La perfecta sincronización de los semáforos puede ser un referente de la forma taxativa en que se respetan las leyes en Estados Unidos. Son esos espigados postes de luces verdes, rojas y amarillas los que norman al chofer que se desplaza entre los saturados freeways de hasta siete carriles.
Van o vienen de la casa al trabajo, transportando, acaso infalible, a un solo individuo: el chofer; un autómata del volante que a estas alturas pasa por alto el confort del que carecen en otros países los automovilistas: falta de aire acondicionado, ruidos, claxons sonando, un carril y pequeños tramos para rebasar; pero sobre todo: los últimos motores del mercado que integran un GPS capaz de ahorrarte hasta una hora pico.

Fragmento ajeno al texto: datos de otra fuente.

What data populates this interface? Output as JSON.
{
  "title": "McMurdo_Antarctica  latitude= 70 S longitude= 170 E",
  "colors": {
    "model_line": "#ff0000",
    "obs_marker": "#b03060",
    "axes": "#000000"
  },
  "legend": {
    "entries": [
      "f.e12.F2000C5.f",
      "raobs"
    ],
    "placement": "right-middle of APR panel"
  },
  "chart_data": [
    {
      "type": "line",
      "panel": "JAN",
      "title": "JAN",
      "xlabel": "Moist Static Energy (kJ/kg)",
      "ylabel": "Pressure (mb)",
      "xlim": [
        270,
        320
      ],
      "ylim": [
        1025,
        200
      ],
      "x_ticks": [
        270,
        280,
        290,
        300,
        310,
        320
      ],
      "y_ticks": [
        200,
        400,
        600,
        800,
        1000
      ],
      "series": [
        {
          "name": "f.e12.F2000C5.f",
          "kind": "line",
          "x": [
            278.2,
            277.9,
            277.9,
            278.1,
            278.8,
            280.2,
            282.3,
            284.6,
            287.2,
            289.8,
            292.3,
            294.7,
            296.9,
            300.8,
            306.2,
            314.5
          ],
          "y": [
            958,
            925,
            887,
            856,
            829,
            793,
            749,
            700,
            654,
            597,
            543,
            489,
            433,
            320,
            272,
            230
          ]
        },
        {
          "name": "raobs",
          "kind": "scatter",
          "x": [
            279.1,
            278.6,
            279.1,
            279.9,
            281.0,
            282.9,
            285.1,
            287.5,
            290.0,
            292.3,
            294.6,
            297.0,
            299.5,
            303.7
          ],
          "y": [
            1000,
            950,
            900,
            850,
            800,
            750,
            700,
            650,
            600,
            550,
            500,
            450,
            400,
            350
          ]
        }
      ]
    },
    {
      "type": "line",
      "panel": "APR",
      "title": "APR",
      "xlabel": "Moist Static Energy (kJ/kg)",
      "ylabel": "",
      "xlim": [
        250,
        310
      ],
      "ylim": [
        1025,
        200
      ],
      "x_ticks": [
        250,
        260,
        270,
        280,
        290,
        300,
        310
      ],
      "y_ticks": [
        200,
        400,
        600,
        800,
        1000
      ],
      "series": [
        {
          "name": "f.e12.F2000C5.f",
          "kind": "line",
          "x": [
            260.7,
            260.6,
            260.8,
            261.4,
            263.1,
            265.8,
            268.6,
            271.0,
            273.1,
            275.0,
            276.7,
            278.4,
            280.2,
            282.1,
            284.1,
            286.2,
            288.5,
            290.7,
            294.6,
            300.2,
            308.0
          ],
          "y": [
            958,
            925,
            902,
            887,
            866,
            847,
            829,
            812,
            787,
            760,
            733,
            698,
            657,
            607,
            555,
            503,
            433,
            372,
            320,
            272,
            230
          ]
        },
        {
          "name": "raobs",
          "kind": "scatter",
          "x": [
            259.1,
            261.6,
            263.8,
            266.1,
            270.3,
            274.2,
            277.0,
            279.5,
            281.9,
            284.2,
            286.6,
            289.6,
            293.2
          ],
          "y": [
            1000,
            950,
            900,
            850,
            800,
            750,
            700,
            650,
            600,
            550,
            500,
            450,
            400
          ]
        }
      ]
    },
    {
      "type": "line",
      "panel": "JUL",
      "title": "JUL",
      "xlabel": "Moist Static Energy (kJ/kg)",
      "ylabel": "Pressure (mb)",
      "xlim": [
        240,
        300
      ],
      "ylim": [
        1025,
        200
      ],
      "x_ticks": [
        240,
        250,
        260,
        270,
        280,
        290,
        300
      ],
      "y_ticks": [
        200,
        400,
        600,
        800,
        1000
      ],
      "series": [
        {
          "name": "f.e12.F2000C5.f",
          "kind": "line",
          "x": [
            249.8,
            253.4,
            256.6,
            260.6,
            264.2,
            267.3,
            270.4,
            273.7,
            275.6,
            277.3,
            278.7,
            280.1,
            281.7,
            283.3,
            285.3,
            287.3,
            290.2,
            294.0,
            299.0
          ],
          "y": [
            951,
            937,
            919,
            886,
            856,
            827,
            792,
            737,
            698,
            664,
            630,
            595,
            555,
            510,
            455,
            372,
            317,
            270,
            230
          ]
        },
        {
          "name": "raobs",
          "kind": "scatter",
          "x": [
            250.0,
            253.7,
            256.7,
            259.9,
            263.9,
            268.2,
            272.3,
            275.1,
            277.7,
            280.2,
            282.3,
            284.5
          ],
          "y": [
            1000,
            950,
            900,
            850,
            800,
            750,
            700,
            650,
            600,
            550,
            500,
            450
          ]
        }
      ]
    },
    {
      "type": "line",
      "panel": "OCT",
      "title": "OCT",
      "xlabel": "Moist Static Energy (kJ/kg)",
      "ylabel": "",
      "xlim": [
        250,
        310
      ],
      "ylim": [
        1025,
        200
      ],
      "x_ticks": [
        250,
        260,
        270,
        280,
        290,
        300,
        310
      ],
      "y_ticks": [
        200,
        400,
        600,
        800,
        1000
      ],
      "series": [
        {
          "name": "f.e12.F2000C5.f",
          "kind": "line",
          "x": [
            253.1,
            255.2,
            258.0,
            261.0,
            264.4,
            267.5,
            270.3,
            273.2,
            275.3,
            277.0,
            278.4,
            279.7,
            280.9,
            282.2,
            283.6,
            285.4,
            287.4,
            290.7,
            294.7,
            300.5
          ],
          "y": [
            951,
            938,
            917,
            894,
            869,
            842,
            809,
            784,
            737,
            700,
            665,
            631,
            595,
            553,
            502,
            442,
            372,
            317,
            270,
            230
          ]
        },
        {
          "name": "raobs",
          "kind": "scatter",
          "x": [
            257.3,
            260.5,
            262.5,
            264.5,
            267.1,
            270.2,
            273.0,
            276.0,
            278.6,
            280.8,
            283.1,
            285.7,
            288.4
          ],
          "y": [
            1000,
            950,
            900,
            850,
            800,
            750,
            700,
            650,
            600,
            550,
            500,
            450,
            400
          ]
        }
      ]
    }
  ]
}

La jornada para un mexicano suele comenzar con un café y terminar con una cerveza. En su trajín adopta la dinámica del estadounidense, pero no se deja asimilar. Nuestros paisanos conservan su identidad, y lo hacen al mismo tiempo con orgullo y nostalgia.
En la cena de gala realizada en el lujoso Quiet Cannon de Montebello, los concurrentes fueron bajando de sus trocas asemejando a las limusinas de los artistas hollywoodenses, abriéndose paso por las escaleras con sus botas lustradas, cinto pitiado, vistosas camisas de cuadros y sombreros de palma. Pues, ¿quién les impondrá el tuxedo como etiqueta social? Las mujeres no desfilaron por la alfombra roja, pero igual se embellecieron con una amplia gama de accesorios y vestidos largos o cortos.
Si las viandas nos alejaban, la música nos acercaba a ese estado con figura de labriego con costal al hombro. En el recinto nadie era extraño, por muy extraño que fuere. Cualquier motivo era acicate para hablar de la patria chica, del terruño que se dejó tiempo atrás.
“¿Cuántos años que no van a México?”, interrogaba el locutor, sondeando para dar con los que acumulaban décadas sin ver al padre o a la madre. El entremés era aderezo para presentar a la banda. Primero a Torbellinos y luego a Arkángel R-15… los tótems musicales que en su propio país son ajenos, allá los hacen suyos.
Afuera en los pasillos, los caudillos de la FENINE conversan. Me uno en fraternal coloquio a Nérida Vargas y Adrián Maldonado. Exponiendo las observaciones ya vertidas, coincidimos en que cuando se vive oprimido, las pasiones se debordan. Eso explica el éxtasis del compatriota inmigrante. Y ese fue el aguijón, añadía yo, del triunfo de Andrés Manuel López Obrador aquí en México.
Al norte y sur del Río Bravo se da la vorágine contra sendos gobiernos autócratas. Con la salvedad que a orillas del Potomac el presidente rinde cuentas a un Congreso independiente. Los paisanos lo saben, y se sienten decepcionados con el gobierno federal –en artículo por separado abordaré el desdén del gobierno estatal por la FENINE–, que lejos de intervenir a favor de los paisanos, le hace el juego a Donald Trump.
La recia tetitleca, Nérida Vargas, explica que las remesas tienen nuevo gravamen por parte de lo EE.UU. ¡Y nadie dice nada! El Programa Paisano desapareció, y el Programa 3X1 para migrantes fue acotado en sus reglas de operación, prácticamente es inútil.
Desde las alturas del casino en Montebello se apreciaban las luces de la Ciudad Angelina. Ya era sábado de madrugada y los freeways ya están despejados. De regreso a nuestro alojamiento recordaría aquella vez que convocamos a un grupo nutrido de compatriotas en Las Vegas. Era junio de 2005, y el objetivo era iniciar un reencuentro periódico para organizar una lucha a favor de los inmigrantes –residentes, ciudadanos o indocumentados– en Estados Unidos. Ese proyecto lo aterrizó un año después nuestro amigo Adrián Maldonado en la FENINE. Y lo que vi ese sábado 3 de agosto en El Pico Rivera Sport Arena me enganchó, como persuadieron muchas otras cosas que, si mis ocupaciones me lo permiten, las iré plasmando poco a poco.